Antibiotic abuse and bacterial resistance
Resistance to ofloxacin and other fluoroquinolones may evolve rapidly, even during a course of treatment. Numerous pathogens, including Staphylococcus aureus, enterococci, and Streptococcus pyogenes now exhibit resistance worldwide.
Years ago the FDA had added warnings regarding the proper use of ofloxacin within the package insert to combat such antibiotic abuse, advising physicians that ofloxacin: "...should be used only to treat or prevent infections that are proven or strongly suspected to be caused by susceptible bacteria....".
Normally ofloxacin should only be used in patients who have failed at least one prior therapy. Reserved for the use in patients who are seriously ill and may soon require immediate hospitalization.
The use of the ofloxacin and other fluoroquinolones had increased threefold in an emergency room environment in the United States between 1995 and 2002, while the use of safer alternatives such as macrolides declined significantly.
Within a recent study concerning the proper use of ofloxacin and other fluoroquinolones in the emergency room it was revealed that 99% of these prescriptions were in error. Out of the one hundred total patients studied, eighty one received a fluoroquinolone for an inappropriate indication. Out of these cases, forty three (53%) were judged to be inappropriate because another agent was considered first line, twenty seven (33%) because there was no evidence of a bacterial infection to begin with (based on the documented evaluation), and eleven (14%) because of the need for such therapy was questionable. Out of the nineteen patients who received a fluoroquinolone for an appropriate indication, only one patient out of one hundred received both the correct dose and duration of therapy.
Ofloxacin and other fluoroquinolones had become the most commonly prescribed class of antibiotics to adults in 2002. Nearly half (42%) of these prescriptions were for conditions not approved by the FDA, such as acute bronchitis, otitis media, and acute upper respiratory tract infection, according to a study that was supported in part by the Agency for Healthcare Research and Quality. Additionally they are commonly prescribed for medical conditions that are not even bacterial to begin with, such as viral infections, or those to which no proven benefit exists.

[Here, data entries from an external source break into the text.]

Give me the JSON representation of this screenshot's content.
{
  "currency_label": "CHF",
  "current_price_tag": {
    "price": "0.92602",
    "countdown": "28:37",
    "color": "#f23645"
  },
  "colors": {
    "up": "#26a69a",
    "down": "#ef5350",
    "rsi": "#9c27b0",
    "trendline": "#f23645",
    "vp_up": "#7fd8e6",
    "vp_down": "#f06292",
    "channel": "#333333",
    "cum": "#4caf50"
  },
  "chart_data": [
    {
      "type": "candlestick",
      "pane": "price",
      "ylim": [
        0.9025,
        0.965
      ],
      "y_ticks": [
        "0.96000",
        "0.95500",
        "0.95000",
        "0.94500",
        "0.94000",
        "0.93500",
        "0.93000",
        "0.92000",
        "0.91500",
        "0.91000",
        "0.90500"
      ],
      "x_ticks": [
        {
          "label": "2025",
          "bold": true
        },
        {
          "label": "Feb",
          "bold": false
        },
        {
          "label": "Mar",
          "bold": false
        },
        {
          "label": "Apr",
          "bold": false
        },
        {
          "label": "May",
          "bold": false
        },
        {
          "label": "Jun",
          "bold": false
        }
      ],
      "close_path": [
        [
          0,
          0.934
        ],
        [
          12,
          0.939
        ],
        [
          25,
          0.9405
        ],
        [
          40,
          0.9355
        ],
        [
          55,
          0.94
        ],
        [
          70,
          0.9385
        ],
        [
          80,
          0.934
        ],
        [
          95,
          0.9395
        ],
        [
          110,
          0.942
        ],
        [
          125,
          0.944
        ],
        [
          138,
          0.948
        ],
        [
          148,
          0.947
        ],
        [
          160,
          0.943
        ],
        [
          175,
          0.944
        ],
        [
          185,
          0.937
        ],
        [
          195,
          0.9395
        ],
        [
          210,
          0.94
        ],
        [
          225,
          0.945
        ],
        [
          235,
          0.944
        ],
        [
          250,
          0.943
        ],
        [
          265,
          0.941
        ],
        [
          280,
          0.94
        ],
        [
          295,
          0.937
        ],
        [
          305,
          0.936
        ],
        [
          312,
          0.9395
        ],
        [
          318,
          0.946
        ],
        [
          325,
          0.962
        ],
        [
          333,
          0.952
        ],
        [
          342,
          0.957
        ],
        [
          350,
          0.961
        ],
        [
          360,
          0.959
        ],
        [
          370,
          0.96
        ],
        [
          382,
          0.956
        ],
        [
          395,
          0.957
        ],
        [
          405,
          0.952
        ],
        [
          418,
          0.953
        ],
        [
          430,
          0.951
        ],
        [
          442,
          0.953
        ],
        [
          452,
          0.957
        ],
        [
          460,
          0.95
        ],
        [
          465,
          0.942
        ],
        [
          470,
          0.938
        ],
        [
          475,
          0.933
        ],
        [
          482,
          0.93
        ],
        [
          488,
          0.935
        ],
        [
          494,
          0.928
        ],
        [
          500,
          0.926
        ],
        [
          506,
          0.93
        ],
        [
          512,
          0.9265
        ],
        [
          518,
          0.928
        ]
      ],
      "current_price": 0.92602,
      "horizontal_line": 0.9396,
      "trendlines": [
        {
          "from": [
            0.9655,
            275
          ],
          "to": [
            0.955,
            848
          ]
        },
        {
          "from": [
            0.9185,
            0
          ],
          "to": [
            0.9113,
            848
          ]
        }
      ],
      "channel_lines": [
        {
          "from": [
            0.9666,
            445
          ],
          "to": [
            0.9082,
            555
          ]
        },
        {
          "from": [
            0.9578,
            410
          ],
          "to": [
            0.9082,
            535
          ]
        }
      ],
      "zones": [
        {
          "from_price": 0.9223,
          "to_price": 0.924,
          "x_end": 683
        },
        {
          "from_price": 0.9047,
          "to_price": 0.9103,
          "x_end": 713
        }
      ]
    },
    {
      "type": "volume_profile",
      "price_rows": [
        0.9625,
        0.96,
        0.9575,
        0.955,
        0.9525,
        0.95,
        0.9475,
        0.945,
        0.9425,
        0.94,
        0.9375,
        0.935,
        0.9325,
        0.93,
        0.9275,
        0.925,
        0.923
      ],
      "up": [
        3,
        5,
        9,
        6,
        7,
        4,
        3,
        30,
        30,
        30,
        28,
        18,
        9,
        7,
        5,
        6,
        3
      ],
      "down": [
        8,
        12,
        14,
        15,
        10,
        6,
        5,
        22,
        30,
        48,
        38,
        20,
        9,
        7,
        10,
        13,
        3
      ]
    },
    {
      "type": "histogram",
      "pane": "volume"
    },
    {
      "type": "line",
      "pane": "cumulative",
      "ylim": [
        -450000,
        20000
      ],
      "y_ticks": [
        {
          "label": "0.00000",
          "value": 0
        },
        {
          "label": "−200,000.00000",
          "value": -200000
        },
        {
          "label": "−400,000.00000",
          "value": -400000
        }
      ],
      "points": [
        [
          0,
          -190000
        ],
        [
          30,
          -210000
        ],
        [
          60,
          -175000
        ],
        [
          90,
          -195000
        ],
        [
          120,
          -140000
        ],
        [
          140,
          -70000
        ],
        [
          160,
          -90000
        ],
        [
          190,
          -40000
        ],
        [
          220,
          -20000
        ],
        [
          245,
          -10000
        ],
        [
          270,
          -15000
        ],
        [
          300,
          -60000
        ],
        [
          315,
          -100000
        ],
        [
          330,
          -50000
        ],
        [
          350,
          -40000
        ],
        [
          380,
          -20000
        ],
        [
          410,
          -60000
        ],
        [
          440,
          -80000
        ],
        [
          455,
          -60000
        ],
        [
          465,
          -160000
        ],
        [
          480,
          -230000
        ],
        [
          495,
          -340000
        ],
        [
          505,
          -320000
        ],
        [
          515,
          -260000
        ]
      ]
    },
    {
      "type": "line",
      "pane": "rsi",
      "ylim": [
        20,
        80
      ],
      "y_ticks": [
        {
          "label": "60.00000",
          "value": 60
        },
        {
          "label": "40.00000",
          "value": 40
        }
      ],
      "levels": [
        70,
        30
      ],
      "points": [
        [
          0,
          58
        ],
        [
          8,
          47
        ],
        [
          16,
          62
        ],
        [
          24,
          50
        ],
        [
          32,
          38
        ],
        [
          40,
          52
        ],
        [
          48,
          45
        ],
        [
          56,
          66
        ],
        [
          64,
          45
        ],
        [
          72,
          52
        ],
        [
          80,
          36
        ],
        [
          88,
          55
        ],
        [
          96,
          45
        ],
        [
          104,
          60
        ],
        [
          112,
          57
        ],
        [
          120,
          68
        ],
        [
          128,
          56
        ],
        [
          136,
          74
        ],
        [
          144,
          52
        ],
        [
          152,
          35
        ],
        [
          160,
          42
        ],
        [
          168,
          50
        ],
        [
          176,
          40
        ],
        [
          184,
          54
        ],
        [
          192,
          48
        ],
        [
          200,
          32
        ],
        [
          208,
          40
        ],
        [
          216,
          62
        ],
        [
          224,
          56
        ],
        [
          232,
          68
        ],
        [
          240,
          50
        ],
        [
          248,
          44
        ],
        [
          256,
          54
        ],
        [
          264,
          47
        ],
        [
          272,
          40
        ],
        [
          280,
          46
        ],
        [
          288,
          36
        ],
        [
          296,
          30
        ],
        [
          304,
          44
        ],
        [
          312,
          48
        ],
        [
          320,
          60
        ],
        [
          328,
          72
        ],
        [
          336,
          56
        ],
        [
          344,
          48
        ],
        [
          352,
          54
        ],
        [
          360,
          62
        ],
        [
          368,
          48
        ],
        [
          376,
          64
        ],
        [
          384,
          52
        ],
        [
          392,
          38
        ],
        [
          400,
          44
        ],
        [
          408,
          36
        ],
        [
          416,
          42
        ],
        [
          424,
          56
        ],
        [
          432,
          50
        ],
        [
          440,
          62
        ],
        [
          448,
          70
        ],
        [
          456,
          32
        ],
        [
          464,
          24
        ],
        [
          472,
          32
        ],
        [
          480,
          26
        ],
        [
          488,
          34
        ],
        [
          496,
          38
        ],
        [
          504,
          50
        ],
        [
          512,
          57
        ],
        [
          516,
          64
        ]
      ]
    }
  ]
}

|This section is outdated. (September 2013)|
The manufacturers (Johnson and Johnson/Ortho McNeil) of ofloxacin are currently involved in litigation concerning levofloxacin/ofloxacin in regards to spontaneous tendon ruptures. There are a significant number of cases currently pending before the United States District Court, District of Minnesota, involving spontaneous tendon ruptures alleged to be caused by these drugs. On June 13, 2008 a Judicial Panel On Multidistrict Litigation (MDL) granted the Plaintiffs’ motion to centralize individual and class action lawsuits involving levaquin in the District of Minnesota over objection of Defendants, Johnson and Johnson / Ortho McNeil. Such ruptures have also been associated with ofloxacin, as well as other drugs found within this class.
Douglas & London in New York, who represents more than 200 such plaintiffs from 38 States, expects to file many additional product liability suits involving levofloxacin/ofloxacin. As plaintiffs attorney, lawyer Michael London had recently asked the New Jersey Supreme Court to accord mass-tort treatment to their suits against the manufacturer, Johnson & Johnson subsidiary Ortho-McNeil Pharmaceutical Inc.
The various manufacturers have countered these allegations stating that they believe that these drugs are both safe and effective antibiotics, well tolerated with a minimum of side-effects, that such reactions are rare and the benefits of such therapy outweigh the perceived risks.